Taylor County finally falls victim to Coronavirus

TAYLOR COUNTY—Over the weekend, residents began receiving news that Taylor County was among the list with COVID-19 positive cases, and by Monday morning, that number had risen to four cases.
“So far, we have done 98 tests for Taylor County citizens, and we are awaiting results for 13 of those,” reported Threat Preparedness Coordinator Shawn Thorn. “Here is the bad news, we do have positive cases.”
It had been reported that there were four positive tests returned for Taylor County residents, however after further review by the state lab,  two of those cases were deemed negative. However, another 50-year-old male has tested positive for the virus, bringing the county’s total to three cases.
He said that the COVID-19 contamination seems to have occurred outside of the county, either from working or visiting shopping establishments and do not appear to be related.
With the number of residents known to have been infected with the Coronavirus disease on the rise, officials are urging community members to work harder than ever before to follow the safe social distancing guidelines, to continue washing their hands, avoiding touching their faces and limiting their exposure to public gatherings.
 “Now more than ever, we need to stay home,” Thorn implored. “Stop going out and wash your hands!”
County Health Officer Dr. David Bender said that although positive cases have been reported, West Virginia’s curve has remained fairly flat, so far.
“Our doubling time, or the amount of time it takes for cases to double, is already starting to slow a little bit. It looks like it is about 5-7 days right now, and that is a good thing,” he said. “Especially as our cases increase. Hopefully we will be able to stay flat like we are right now.”
As the news broke of the positive cases involving Taylor County residents, individuals began asking various questions concerning who the patients were and where they could have possibly been.
Bender said that due to the Health Insurance Portability and Accountability Act, HIPAA, laws there is limited information that can be shared about the patients.
“Two things we absolutely cannot release are the names or addresses of the patients,” he revealed. “We also cannot release information about where the person has visited or where they have been, unless it had some public pertinence, like saying that they have been hospitalized.”
Another area of concern that Bender discussed with officials was that some people who will test positive might try and leave their self-quarantine, even if it is to get essentials from the grocery store. He noted that if a person’s refrigerator is empty when they begin isolation, then the only way to fill it is to break quarantine and go shopping.
“We do not want that. There will be people who do not have food or cannot afford to buy food and are going to have to do without, and now is absolutely the time that agencies need to come together to help with this issue,” Bender voiced. “I think at the very minimum right now, people who are on the self-quarantine should be offered a basket of food delivery to their porch.”

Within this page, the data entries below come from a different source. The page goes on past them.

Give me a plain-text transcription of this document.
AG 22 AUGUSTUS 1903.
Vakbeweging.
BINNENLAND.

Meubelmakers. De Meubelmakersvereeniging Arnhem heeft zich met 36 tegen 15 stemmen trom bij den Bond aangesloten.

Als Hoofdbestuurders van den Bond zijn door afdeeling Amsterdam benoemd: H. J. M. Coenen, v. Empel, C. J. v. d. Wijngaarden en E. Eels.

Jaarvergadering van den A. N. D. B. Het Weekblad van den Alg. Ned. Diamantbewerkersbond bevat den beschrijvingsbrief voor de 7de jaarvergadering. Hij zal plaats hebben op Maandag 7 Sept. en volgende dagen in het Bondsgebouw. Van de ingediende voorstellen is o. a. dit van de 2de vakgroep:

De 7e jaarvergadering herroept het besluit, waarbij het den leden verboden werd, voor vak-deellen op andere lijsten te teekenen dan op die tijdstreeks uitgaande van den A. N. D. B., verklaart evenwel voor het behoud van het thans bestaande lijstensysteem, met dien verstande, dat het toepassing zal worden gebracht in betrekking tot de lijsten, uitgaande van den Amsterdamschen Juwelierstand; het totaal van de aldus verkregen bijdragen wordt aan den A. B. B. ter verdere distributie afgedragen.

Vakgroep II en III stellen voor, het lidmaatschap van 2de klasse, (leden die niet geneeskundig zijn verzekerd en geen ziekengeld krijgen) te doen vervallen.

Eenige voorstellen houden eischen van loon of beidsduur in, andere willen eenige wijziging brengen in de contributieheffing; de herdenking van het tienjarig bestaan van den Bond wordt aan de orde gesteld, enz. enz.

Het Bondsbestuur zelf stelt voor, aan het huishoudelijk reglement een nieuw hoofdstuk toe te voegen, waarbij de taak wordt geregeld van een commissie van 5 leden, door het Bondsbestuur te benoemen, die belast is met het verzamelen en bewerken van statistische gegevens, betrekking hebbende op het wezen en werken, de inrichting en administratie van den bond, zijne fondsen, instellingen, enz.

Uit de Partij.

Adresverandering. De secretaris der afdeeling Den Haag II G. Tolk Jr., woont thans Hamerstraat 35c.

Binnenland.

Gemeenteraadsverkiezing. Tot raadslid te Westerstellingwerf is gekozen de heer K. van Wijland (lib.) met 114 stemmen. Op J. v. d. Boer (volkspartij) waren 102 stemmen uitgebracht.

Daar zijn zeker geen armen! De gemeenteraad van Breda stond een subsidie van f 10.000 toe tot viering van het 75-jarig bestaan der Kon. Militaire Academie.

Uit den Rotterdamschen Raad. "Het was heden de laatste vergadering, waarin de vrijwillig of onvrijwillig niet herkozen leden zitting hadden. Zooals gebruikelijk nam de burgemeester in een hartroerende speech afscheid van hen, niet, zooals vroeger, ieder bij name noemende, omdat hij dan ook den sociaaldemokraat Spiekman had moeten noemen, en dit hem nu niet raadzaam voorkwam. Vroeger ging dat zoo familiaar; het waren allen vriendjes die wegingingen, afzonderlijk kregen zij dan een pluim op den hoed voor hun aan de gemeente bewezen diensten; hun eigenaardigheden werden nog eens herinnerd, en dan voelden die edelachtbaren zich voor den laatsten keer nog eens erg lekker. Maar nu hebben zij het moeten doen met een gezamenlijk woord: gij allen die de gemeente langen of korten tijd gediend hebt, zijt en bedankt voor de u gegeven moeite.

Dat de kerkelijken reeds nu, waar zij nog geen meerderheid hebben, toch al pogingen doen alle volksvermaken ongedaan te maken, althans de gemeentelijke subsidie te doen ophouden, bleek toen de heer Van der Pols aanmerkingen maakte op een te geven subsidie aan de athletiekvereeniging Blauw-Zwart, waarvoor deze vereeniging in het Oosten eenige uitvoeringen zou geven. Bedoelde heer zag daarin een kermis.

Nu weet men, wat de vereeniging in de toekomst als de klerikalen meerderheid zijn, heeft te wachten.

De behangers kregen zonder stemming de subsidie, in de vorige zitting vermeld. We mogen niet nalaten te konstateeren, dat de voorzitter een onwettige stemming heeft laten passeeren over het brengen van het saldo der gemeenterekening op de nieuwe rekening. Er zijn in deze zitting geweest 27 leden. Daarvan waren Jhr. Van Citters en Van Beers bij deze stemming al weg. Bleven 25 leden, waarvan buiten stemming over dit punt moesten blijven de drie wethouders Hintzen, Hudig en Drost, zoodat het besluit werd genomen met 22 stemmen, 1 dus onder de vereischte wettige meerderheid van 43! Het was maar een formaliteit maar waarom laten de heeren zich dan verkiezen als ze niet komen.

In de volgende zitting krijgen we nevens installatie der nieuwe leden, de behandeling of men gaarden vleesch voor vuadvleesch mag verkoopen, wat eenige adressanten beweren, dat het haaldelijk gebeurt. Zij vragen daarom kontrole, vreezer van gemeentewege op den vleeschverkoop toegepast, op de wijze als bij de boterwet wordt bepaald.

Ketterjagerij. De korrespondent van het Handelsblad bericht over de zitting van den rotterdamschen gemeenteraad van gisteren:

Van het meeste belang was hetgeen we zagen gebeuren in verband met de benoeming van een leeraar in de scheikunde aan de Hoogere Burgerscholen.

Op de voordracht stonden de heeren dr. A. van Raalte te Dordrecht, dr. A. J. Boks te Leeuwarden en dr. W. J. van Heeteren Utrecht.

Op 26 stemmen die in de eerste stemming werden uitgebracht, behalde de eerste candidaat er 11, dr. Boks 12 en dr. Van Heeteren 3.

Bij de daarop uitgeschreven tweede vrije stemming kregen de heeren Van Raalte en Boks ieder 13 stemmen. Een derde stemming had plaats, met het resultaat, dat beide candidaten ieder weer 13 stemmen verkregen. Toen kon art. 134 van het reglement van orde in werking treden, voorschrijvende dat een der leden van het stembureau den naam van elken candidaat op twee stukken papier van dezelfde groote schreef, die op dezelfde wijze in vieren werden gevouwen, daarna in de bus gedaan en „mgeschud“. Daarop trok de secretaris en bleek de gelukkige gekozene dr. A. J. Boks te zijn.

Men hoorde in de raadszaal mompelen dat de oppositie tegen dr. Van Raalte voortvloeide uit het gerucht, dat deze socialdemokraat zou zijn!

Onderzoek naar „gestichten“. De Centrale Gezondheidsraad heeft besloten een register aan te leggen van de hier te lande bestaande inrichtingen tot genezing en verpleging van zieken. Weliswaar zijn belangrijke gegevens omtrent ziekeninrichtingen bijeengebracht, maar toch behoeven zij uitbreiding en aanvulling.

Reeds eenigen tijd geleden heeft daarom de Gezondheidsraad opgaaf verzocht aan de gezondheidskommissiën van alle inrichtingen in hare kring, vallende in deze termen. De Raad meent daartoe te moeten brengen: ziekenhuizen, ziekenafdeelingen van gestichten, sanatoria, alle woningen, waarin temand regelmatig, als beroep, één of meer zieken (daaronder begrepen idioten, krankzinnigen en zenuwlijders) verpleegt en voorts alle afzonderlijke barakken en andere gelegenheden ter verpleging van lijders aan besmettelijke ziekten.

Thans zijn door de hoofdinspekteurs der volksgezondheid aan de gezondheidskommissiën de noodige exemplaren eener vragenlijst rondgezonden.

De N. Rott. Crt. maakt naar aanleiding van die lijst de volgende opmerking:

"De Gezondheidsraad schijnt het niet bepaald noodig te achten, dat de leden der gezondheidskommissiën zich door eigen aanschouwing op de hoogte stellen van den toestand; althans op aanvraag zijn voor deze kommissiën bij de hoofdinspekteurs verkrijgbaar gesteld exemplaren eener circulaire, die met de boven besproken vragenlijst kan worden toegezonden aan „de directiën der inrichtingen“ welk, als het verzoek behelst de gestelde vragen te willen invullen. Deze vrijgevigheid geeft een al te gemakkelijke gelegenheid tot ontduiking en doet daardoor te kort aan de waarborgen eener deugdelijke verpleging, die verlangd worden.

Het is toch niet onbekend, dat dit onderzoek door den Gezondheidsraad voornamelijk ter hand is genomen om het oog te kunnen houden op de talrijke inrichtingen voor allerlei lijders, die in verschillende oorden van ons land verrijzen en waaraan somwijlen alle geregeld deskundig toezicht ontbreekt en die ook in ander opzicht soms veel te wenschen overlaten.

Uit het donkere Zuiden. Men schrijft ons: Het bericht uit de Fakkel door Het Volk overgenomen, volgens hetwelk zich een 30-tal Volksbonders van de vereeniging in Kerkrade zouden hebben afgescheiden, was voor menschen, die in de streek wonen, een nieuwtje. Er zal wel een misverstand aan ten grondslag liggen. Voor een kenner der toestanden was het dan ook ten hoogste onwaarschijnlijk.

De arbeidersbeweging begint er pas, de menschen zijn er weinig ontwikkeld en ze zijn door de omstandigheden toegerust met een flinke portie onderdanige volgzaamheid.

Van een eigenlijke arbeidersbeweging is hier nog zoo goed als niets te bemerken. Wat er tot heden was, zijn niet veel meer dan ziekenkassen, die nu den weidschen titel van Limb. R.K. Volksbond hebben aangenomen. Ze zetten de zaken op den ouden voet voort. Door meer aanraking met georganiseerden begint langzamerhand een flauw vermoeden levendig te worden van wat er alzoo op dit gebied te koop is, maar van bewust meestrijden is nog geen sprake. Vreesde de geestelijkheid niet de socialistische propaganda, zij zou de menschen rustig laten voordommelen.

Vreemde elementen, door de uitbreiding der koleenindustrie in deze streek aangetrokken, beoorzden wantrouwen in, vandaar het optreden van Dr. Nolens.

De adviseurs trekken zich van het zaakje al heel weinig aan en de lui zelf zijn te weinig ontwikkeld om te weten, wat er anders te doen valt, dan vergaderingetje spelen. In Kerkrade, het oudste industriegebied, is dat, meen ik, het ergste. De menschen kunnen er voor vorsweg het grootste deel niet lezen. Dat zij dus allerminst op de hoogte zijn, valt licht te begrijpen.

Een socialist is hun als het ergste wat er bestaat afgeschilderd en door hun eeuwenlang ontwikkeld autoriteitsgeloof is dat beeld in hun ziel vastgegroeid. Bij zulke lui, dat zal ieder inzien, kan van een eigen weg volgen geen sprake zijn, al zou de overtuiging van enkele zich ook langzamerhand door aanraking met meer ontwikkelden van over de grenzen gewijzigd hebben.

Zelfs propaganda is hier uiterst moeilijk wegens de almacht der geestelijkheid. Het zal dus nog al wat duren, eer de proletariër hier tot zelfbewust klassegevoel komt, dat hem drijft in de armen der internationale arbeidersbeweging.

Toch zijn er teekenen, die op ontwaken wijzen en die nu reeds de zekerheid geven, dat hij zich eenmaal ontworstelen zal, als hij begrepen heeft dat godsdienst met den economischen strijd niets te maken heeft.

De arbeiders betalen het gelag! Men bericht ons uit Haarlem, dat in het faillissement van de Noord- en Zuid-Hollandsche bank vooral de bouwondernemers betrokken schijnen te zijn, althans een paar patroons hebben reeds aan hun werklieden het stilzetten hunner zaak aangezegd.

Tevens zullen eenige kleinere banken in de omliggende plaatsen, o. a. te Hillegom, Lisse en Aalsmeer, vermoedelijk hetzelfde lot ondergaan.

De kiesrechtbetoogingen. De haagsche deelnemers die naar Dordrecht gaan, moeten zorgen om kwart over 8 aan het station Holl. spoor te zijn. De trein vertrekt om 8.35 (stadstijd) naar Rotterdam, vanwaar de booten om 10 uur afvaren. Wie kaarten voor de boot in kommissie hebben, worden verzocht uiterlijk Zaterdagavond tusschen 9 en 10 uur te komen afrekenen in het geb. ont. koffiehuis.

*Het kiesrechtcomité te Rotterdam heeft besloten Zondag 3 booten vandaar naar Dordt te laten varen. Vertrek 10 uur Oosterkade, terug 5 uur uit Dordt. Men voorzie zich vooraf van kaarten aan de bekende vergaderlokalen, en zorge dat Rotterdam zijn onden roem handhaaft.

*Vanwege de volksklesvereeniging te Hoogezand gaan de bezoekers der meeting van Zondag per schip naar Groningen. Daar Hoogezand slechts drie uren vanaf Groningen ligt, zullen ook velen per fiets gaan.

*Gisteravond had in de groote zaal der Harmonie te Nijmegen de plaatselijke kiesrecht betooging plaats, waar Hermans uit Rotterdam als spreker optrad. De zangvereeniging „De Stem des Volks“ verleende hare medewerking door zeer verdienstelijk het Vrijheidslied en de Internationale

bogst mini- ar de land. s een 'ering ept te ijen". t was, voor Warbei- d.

He said that someone needs to be done for those individuals so that they don’t feel forced to leave their homes.
Cathy Coontz- Griffith and Lisa Wotring with Taylor County Family Resources volunteered to get food items gathered together for quarantined individuals, and Grafton Police Chief Bobby Beltner said he would ensure that the police department would take on the risk of delivering the items to those awaiting their test results.
“I want to thank you at Taylor County Family Resources stepping forward, but what I am talking about here is a community relied effort,” Bender voiced. “I don’t want one agency to feel like they need to bear the burden for this effort.”
He called upon city, county and state officials, as well as other area organizations and church groups to come together to establish a plan for the relief effort.
“This is a time that we all need to come together as a town and a county and take care of our own. The quicker we can come together to come up with a plan, then two or three weeks from now when we start to see some true suffering, we can effectively help our people,” Bender said.
Superintendent Christy Miller reported to the group that the United Way of Marion and Taylor Counties has programs in place that could possibly be utilized in such an event.
Thorn continued with the topic of food and told officials that the National Guard had delivered their food items and that everything was ready to go for Tuesday’s distribution for the students.
Taylor County’s Public Health Officials, in conjunction with key city and county players, are working to keep residents as up to date with information as possible.
“As the state collects data in batches, they are not as current as your local information sources,” said Thorn. “Trust and follow the Taylor County Office of Emergency Management (Taylor OEM), the Grafton-Taylor County Health Department and the Mountain Statesman for local information.”
As always, individuals with questions or concerns about COVID-19 are encouraged to please call the Taylor OEM at 304-265-0118. Someone will be available to take your call from 8:00 a.m. until midnight.